1. Give thanks. Expressing gratitude for the positives in your life and recalling good things others have brought to it is a mental health practice that promotes emotional wellbeing. Reduce loneliness while adding a more positive spin to your day by starting a gratitude journal.

2. Volunteer your time to someone in need. It’s impossible to feel alone when serving others. Share your aloneness by supporting a cause you believe in or doing good for others. Helping others by participating in a gift drive, handing out holiday meals to the homeless, or helping out an animal shelter provide wonderful opportunities to give back.

3. Seek out spiritual connections. Attending a church service, choir performance, or prayer service redirects your attention to the reason for the season. Spiritual experiences help quiet your over-thinking mind, allowing you to reflect on your faith and distracting you from materialistic advertising. Reflecting on your faith helps you feel more connected to something greater and restores your sense of peace.

4. Treat yourself. Spending the holidays alone is an opportunity to do it your way. Go out to a restaurant you’ve been too busy to enjoy, take a luxurious bath, listen to the music you love, call an old friend, or plan a trip for the New Year. Life is hectic so we rarely find time to treat or pamper ourselves.

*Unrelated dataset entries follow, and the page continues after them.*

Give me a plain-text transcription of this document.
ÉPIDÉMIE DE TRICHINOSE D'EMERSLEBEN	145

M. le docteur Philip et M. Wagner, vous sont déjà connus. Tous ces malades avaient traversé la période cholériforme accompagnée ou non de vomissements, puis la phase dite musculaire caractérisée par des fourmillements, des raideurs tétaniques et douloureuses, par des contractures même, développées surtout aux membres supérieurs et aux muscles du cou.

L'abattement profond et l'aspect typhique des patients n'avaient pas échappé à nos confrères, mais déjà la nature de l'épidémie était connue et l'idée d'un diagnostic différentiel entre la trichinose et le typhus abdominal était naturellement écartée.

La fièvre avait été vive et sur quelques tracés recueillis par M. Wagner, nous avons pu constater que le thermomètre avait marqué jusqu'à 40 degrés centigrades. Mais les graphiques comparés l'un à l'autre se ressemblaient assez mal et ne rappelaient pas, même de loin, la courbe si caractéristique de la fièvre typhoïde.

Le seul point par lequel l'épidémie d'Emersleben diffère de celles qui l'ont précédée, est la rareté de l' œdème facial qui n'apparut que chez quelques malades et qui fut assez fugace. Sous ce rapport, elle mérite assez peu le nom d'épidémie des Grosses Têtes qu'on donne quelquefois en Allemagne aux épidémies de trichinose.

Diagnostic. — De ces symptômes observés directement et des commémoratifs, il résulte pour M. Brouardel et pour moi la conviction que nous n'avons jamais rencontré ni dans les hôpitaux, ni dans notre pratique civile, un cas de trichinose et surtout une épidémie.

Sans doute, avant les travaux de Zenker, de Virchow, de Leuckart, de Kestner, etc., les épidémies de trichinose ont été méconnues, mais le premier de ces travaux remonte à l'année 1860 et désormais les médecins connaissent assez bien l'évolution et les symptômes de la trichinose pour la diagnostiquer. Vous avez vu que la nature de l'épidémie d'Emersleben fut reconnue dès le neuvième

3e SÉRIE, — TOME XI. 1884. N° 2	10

5. Feel your feelings but don’t wallow in them. No matter who you are or who you are with, not every moment will be merry and bright on the holidays - and that’s okay. Old memories, lost loved ones, and struggles with difficult issues surface during the holidays causing us to reminisce and feel sad at times. Feeling your feelings and accepting them helps prevent you from over-indulging in mind numbing drugs, alcohol, or other unhealthy vices. Being alone can help you be honest with your feelings and having the space and time to face our truth is the biggest step towards healing our unresolved problems that we stuffed away in our otherwise busy life.

Being alone doesn’t mean you’re broken, intolerable, or need help. Use the time to channel your authentic self, connect with your faith, and celebrate the day with gratitude and appreciation that you have this time to get back in touch with what adds meaning to your holidays.